A woman sitting on the floor as she pushes her hair behind her ears

You know the feeling. The drop in your stomach. The feeling of the bottom falling out. It is like riding on a rollercoaster down the big downhill—except there is no fun involved, just fear and dread. It is not supposed to be this way. It wasn’t supposed to happen like this, at least not in the storyline you wrote.

It can feel like the bottom has dropped out when we are counting on an expectation to be met. When we have oriented our lives—and ourselves—around something going a certain way, it can feel personally catastrophic when it doesn’t go that way.

Maybe you’ve found yourself there before with a relationship ending, a job rejection, a hope dashed or a dream turned down. Maybe you are facing a looming, unmet expectation. You see it coming in the distance, and you want to close your eyes, hold your breath and hope it just passes you by. 

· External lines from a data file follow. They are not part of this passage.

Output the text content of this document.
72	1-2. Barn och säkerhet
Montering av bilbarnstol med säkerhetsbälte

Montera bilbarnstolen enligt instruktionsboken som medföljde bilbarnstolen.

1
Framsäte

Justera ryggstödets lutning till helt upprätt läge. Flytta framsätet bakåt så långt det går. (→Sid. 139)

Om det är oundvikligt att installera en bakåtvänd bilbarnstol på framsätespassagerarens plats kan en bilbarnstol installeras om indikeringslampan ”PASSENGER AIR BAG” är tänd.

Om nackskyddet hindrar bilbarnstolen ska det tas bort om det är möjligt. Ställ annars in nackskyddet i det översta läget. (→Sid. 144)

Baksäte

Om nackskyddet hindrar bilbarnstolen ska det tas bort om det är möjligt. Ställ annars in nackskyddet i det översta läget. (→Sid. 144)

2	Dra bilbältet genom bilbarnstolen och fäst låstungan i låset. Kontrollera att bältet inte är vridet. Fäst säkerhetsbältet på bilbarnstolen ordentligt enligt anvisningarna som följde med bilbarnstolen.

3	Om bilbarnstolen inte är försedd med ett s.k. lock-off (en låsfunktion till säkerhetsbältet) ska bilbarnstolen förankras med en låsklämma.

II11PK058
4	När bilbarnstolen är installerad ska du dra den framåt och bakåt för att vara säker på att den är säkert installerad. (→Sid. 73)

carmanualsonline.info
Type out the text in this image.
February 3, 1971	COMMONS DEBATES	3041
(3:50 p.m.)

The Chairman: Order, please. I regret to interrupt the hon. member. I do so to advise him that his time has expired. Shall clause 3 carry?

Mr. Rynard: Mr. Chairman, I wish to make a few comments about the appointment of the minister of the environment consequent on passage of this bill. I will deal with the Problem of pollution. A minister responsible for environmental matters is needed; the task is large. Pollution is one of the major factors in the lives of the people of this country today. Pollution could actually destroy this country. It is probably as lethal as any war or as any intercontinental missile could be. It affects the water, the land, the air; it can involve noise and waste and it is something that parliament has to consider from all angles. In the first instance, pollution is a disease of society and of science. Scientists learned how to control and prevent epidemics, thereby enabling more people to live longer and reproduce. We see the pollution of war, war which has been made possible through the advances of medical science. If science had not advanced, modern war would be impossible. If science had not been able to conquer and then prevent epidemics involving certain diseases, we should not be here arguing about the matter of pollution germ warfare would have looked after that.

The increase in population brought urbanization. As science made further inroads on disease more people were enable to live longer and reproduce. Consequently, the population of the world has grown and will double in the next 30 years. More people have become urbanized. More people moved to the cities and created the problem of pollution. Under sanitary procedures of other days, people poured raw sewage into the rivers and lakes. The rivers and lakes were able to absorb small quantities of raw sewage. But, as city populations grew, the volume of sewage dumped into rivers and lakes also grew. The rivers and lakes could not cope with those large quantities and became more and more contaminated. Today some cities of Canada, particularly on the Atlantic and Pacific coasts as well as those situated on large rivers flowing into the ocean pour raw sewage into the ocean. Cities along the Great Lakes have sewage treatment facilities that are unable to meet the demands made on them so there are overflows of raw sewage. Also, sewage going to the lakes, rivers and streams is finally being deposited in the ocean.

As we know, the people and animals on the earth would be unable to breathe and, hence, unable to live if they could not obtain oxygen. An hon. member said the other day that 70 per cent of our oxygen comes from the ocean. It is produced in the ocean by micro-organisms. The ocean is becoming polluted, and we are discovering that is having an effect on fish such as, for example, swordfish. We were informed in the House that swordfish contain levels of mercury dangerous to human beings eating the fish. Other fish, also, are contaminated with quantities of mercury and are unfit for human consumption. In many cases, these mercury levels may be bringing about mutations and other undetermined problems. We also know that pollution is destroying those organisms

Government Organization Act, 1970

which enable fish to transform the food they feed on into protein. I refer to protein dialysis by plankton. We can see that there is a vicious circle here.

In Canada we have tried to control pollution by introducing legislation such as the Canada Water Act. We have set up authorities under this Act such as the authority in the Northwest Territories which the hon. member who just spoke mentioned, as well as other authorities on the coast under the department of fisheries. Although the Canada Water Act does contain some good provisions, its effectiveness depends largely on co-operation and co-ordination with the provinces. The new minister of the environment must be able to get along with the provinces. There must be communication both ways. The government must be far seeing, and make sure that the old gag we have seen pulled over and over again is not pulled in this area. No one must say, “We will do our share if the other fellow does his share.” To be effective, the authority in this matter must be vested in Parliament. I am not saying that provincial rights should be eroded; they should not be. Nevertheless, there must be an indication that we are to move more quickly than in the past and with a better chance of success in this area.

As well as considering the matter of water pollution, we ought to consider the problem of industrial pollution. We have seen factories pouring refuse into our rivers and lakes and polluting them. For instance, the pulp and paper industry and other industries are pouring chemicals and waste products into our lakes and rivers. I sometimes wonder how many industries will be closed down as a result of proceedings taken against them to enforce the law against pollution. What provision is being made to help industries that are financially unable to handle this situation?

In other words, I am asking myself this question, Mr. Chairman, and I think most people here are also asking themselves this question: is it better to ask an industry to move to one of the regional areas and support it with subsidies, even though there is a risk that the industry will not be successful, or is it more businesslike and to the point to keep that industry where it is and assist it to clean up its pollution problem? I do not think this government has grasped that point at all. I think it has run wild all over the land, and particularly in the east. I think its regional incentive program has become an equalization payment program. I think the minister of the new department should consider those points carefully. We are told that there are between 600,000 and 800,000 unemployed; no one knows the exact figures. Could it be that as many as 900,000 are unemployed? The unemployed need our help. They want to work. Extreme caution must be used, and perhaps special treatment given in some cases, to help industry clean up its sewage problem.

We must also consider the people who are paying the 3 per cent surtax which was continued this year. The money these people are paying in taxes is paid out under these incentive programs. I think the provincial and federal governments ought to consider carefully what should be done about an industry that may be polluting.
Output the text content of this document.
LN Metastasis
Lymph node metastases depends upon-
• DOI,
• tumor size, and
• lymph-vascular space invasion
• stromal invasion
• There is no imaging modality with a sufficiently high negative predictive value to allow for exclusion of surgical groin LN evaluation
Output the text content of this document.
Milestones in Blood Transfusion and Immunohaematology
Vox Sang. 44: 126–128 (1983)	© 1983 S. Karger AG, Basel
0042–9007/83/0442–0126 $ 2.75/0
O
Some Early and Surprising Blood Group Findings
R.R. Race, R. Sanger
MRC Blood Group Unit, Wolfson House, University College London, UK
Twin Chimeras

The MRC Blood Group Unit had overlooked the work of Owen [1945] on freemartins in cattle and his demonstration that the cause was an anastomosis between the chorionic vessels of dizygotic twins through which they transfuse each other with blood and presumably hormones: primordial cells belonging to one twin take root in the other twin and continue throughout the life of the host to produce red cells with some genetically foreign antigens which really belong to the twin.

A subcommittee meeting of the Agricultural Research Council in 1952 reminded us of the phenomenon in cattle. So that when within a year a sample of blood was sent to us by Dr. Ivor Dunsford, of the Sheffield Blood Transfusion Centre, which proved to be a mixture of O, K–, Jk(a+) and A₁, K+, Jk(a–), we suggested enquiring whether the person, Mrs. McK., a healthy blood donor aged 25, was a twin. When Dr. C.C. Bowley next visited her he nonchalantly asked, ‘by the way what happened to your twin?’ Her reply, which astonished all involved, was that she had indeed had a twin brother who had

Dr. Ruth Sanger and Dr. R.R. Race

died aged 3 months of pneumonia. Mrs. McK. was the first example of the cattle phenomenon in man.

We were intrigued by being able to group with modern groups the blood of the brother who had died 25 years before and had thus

However, this is the hard guarantee of life—we can’t close our eyes and not experience disappointment. We can’t get off the ride. We are buckled in, and, for better or worse, we will experience the lows of unmet expectations—the fear, sadness and hopes dashed. 

However, this is the hard guarantee of life—we can’t close our eyes and not experience disappointment.

How do we lessen the impact? How do we more than tolerate the ride—perhaps weathering it, even growing through disappointment?

1. Don’t cancel hard emotions.

One of the first and most important steps is to understand that your emotions cannot be selectively chosen and shut off. If you try to shut off the parts of you that are sad, disappointed or heartbroken, you will inadvertently mute all the good ones like hope, joy and happiness.

You can think of your emotions like a circuit board. You can’t shut off just one switch on the circuit board without shutting down the entire board. We often want to limit the negative emotions, but unfortunately, this causes us to then live in what is akin to a two-dimensional world. In order to not shut down the good and live in a full, colorful, three-dimensional world, we have to feel all the bad stuff, too.

In order to not shut down the good and live in a full, colorful, three-dimensional world, we have to feel all the bad stuff, too.

Take a deep breath and allow yourself to ride through the feelings. Be present to the ups and the downs.

2. Separate your pain from your interpretation.

The next step to lessening the threat of an unmet expectation is to separate your pain from your interpretation. Whether you realize it or not, you are always interpreting everything you experience.

I like to think of this like wearing goggles or glasses. Imagine if they were tinted green. Well, everything you saw through those glasses would be what color? You guessed it—green. It is very much the same way with how we position ourselves or interpret the meaning of something when we are disappointed.

Is it a loss or are you not good enough? Is it disappointing or another indicator that you’ll never be enough? Are you sad and hurt or are you not worthy?

When we add one of these false, shaming narratives, to our already valid pain we double our problems. Now we are hurting and believing the worst about ourselves.

The pain and disappointment are hard enough without us layering on top of it our shameful narratives about why we experienced this let down, rejection or heartbreak. Sift the pain from the lies about who you are. Invite a loving friend or therapist into that process if helpful. You may be hurting, but that doesn’t change the inherent worth of who you are.

You may be hurting, but that doesn’t change the inherent worth of who you are.

3. Don’t get stuck in the disappointment.

Finally, as we head into, are in the middle of or recovering slowly from an unmet expectation, remember you are on a ride that doesn’t end here. Our brains often get stuck in the hardest part of the story, but that is just one chapter, just one drop down on the ride. Hold on to who you are, name your pain as what it is—disappointment and loss—and feel the wind on your face as you ride down. Allowing yourself to feel life’s pain will allow you to also feel life’s joys.

On the other side of unmet expectation, how do you feel? Is it possible to lessen the feelings of disappointment by changing our mentality about expectations?